Most founders assume that when the AI output is wrong, a better prompt will fix it. Sometimes it does. More often, the problem is upstream: the system doesn't know what it's supposed to produce. Prompting harder moves the problem around without solving it.

Answer each question honestly. Score 0 if yes, 1 if no or unsure. Add them up at the end.

The five questions

1. Can you write down in one paragraph — without referencing the AI — exactly what the output should look like?

What does it contain? What doesn't it contain? What format? What does "good" look like versus "bad"? If you find yourself wanting to describe what the AI does rather than what the output is, score 1.

2. If the AI received perfect input, would you know within 30 seconds whether the output was right or wrong?

Not whether it was great — whether it was correct.
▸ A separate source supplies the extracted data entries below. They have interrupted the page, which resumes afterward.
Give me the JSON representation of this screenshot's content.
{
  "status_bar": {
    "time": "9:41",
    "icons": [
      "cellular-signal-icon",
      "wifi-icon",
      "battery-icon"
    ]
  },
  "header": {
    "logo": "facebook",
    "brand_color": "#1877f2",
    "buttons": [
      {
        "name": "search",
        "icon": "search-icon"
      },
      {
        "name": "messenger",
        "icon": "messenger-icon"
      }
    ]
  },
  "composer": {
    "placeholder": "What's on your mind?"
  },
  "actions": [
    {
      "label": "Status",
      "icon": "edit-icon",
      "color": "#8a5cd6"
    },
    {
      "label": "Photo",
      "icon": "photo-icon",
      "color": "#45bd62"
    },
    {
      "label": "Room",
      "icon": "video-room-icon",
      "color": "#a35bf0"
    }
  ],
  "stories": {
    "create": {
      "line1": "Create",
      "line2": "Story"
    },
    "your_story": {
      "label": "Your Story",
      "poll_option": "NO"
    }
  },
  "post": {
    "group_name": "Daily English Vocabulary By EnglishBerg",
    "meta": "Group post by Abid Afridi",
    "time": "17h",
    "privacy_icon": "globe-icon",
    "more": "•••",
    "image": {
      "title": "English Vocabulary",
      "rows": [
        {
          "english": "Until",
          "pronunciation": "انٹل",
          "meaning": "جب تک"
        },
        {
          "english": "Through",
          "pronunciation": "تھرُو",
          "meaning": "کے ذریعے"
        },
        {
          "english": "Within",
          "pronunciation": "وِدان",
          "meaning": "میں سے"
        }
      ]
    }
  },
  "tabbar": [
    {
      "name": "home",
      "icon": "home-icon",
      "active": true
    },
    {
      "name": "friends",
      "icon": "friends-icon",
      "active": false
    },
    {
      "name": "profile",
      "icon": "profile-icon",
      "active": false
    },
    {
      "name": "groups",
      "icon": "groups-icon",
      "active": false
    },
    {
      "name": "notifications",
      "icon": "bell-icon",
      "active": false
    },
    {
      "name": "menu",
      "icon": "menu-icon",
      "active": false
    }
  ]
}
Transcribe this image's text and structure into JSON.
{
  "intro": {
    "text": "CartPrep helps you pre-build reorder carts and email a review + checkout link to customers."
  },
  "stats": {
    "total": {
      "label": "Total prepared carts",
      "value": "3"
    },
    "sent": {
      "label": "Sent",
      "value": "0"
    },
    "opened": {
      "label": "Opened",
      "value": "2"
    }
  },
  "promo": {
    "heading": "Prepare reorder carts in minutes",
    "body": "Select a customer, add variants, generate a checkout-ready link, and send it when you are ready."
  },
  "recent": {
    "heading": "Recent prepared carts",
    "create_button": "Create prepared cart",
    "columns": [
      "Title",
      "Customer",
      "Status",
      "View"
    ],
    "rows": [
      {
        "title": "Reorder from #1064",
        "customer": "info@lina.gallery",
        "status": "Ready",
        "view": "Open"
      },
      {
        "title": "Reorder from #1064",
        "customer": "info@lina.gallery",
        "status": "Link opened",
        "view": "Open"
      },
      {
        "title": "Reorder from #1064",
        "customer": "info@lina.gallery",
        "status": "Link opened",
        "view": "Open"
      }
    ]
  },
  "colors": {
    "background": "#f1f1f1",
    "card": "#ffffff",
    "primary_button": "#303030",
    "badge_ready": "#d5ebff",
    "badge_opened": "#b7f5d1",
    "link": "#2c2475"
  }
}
If evaluation requires judgment you haven't defined anywhere, score 1.

3. When you change the prompt, does the problem disappear — or does it move?

"Fixed" one failure mode, exposed a different one? The problem moved. Score 1.

4. Can you describe specifically how the AI fails when it's wrong — not just "it's wrong," but the pattern of wrongness?

"It's wrong in the same way on inputs that have X characteristic" is a failure mode. "Every failure feels different" is not. If you can't name the pattern, score 1.

5. Does the AI know what it's not supposed to produce?

Has the system been designed for out-of-scope inputs, ambiguous requests, and edge cases — or does it always produce something, even when it shouldn't? If it always produces, score 1.

Scoring

0–1: Prompt problem. The spec is clear. Iterate on phrasing, examples, or model selection.

2–3: Probably a spec problem. You've asked for approximately the right thing, but not precisely enough. Write the spec first, then return to prompting.

4–5: Spec problem. You haven't defined the output well enough for a human to produce it reliably — so the AI can't either. Write the spec: what the output contains, how to evaluate whether it's correct, what to do on edge cases. Then come back to the AI.

The agentic products that compound over time are built on specifications, not prompts. Specs are testable, revisable, and shareable. Prompts are ephemeral. If you scored 3 or higher: write the spec first.